Forging agreement within Japan’s diverse pro-revision camp on what to change, however, will be a struggle and getting a majority of voters to sign off in a referendum even tougher.
“It’s the first time to have two-thirds in both houses of parliament, but you can’t find any issue on which the two-thirds can agree,” said Gerry Curtis, professor emeritus at New York’s Columbia University.
Some in financial markets worry a focus on the constitution would drain attention from the economy, but Abe promised on Monday to craft a large stimulus package.

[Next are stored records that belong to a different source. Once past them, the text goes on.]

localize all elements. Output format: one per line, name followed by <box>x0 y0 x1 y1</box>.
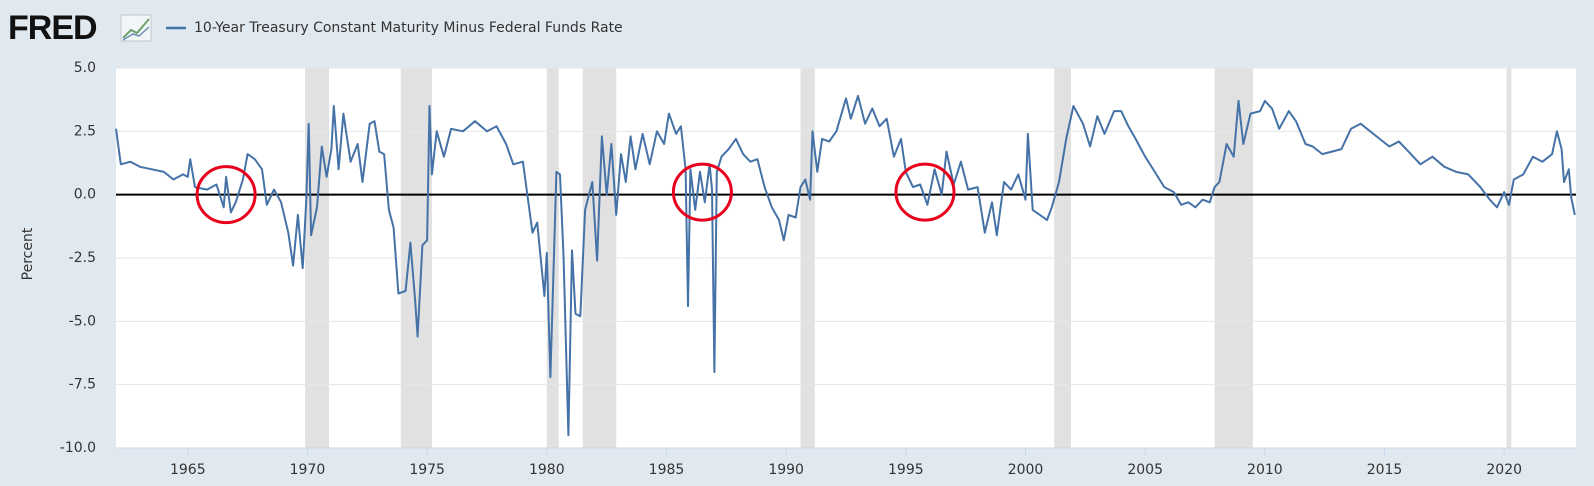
y-tick-label: -7.5 <box>69 377 96 393</box>
y-tick-label: -5.0 <box>69 313 96 329</box>
x-tick-label: 2015 <box>1367 462 1403 478</box>
x-tick-label: 1970 <box>290 462 326 478</box>
y-axis-label: Percent <box>20 227 36 280</box>
x-tick-label: 1980 <box>529 462 565 478</box>
y-tick-label: -10.0 <box>60 440 96 456</box>
x-tick-label: 2010 <box>1247 462 1283 478</box>
x-tick-label: 1995 <box>888 462 924 478</box>
legend-label: 10-Year Treasury Constant Maturity Minus… <box>194 20 623 36</box>
highlight-circle <box>894 162 956 222</box>
logo-icon <box>120 14 152 42</box>
x-tick-label: 1965 <box>170 462 206 478</box>
highlight-circle <box>195 165 257 225</box>
y-tick-label: 0.0 <box>74 187 96 203</box>
x-tick-label: 1975 <box>409 462 445 478</box>
y-tick-label: -2.5 <box>69 250 96 266</box>
x-tick-label: 2020 <box>1486 462 1522 478</box>
highlight-circle <box>671 162 733 222</box>
y-tick-label: 5.0 <box>74 60 96 76</box>
x-tick-label: 2005 <box>1127 462 1163 478</box>
x-tick-label: 1990 <box>768 462 804 478</box>
x-tick-label: 1985 <box>649 462 685 478</box>
x-tick-label: 2000 <box>1008 462 1044 478</box>
series-line <box>115 94 1576 437</box>
y-tick-label: 2.5 <box>74 123 96 139</box>
logo: FRED <box>8 9 97 47</box>
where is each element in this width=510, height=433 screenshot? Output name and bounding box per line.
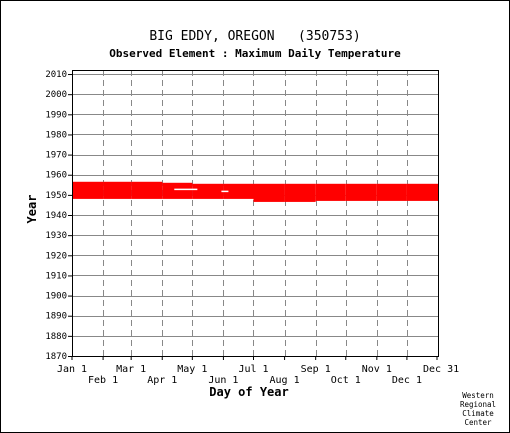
y-tick-label: 1980	[45, 130, 67, 140]
coverage-bar	[72, 181, 104, 199]
y-tick-label: 1880	[45, 332, 67, 342]
y-tick-label: 1920	[45, 251, 67, 261]
credit-line: Regional	[460, 400, 496, 409]
credit-line: Western	[462, 391, 494, 400]
y-tick-label: 1950	[45, 191, 67, 201]
x-tick-label: Mar 1	[116, 364, 146, 375]
credit-line: Center	[464, 418, 492, 427]
x-tick-label: Sep 1	[301, 364, 331, 375]
x-tick-label: May 1	[177, 364, 207, 375]
coverage-bar	[284, 183, 316, 202]
missing-gap	[174, 188, 198, 191]
coverage-bar	[131, 181, 163, 199]
x-tick-label: Jan 1	[57, 364, 87, 375]
x-tick-label: Jul 1	[238, 364, 268, 375]
credit-line: Climate	[462, 409, 494, 418]
coverage-bar	[103, 181, 132, 199]
y-tick-label: 1890	[45, 312, 67, 322]
grid-lines	[72, 70, 438, 357]
y-tick-label: 1910	[45, 271, 67, 281]
y-tick-label: 1870	[45, 352, 67, 362]
x-tick-label: Apr 1	[147, 375, 177, 386]
coverage-bar	[376, 183, 407, 201]
coverage-bar	[406, 183, 438, 201]
y-tick-label: 2010	[45, 70, 67, 80]
y-tick-label: 1990	[45, 110, 67, 120]
x-tick-label: Oct 1	[331, 375, 361, 386]
x-tick-label: Dec 31	[423, 364, 459, 375]
y-tick-label: 1970	[45, 151, 67, 161]
chart-subtitle: Observed Element : Maximum Daily Tempera…	[109, 47, 401, 60]
coverage-bar	[223, 183, 254, 199]
y-tick-label: 1930	[45, 231, 67, 241]
missing-gap	[221, 190, 229, 193]
x-tick-label: Nov 1	[362, 364, 392, 375]
x-tick-label: Jun 1	[208, 375, 238, 386]
x-tick-label: Aug 1	[270, 375, 300, 386]
missing-gaps	[174, 188, 229, 193]
y-tick-label: 1940	[45, 211, 67, 221]
chart-title: BIG EDDY, OREGON (350753)	[149, 29, 360, 44]
coverage-bar	[192, 183, 224, 199]
tick-labels: 1870 1880 1890 1900 1910 1920 1930 1940 1950 1960…	[45, 70, 459, 386]
x-tick-label: Feb 1	[88, 375, 118, 386]
y-axis-label: Year	[25, 195, 39, 224]
x-axis-label: Day of Year	[209, 385, 288, 399]
y-tick-label: 2000	[45, 90, 67, 100]
coverage-bar	[315, 183, 346, 201]
coverage-bars	[72, 181, 438, 202]
coverage-bar	[345, 183, 377, 201]
plot-border	[72, 70, 439, 357]
coverage-bar	[162, 182, 193, 199]
y-tick-label: 1960	[45, 171, 67, 181]
x-tick-label: Dec 1	[392, 375, 422, 386]
y-tick-label: 1900	[45, 292, 67, 302]
coverage-bar	[253, 183, 285, 202]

Details of the scale and financing of the package remain unclear, though Abe pledged to take “broad, bold” measures to support the economy on June 1 as he announced a delay to a planned sales-tax increase. Abe said that Tuesday he will order ministers to begin compiling the stimulus package. One of his advisers has said that should be 20 trillion yen ($199 billion) in the current fiscal year.
Doubts about Abe’s policies persist even though his ruling bloc won big in terms of the number of seats. Many voters felt they had no other option, given memories of the main opposition Democratic Party’s rocky 2009-2012 rule. Others stayed home.
Surveys show many Japanese voters are wary of changing the constitution’s war-renouncing Article 9, which advocates see as the source of Japan’s post-war peace and democracy. Conservatives see it as a symbol of humiliating defeat.
If taken literally, Article 9 bans the maintenance of armed forces. Successive governments have interpreted it to allow a military for self-defence, a concept Abe last year stretched to allow Japan’s military to aid friendly nations under attack.
Formal revision of Article 9 would likely be largely symbolic - though nonetheless historic.
Convincing the Komeito party, the dovish junior partner in Abe’s LDP-led coalition, to agree would be challenging. The pro-revision camp might therefore tackle another amendment first.
One possibility is a clause giving the government more power in a national emergency, a move critics say would curtail civil rights.
Another option, floated by the Komeito, would be to add an environmental protection clause. That less contentious step would nonetheless break the political taboo on revision.
It is unclear whether that would satisfy Abe’s political base.
“Conservatives see the constitution as emasculating the nation,” said Jeffrey Kingston, director of Asian studies at Temple University in Tokyo.
“If I’m in his camp, I’m thinking, this may be my best shot.”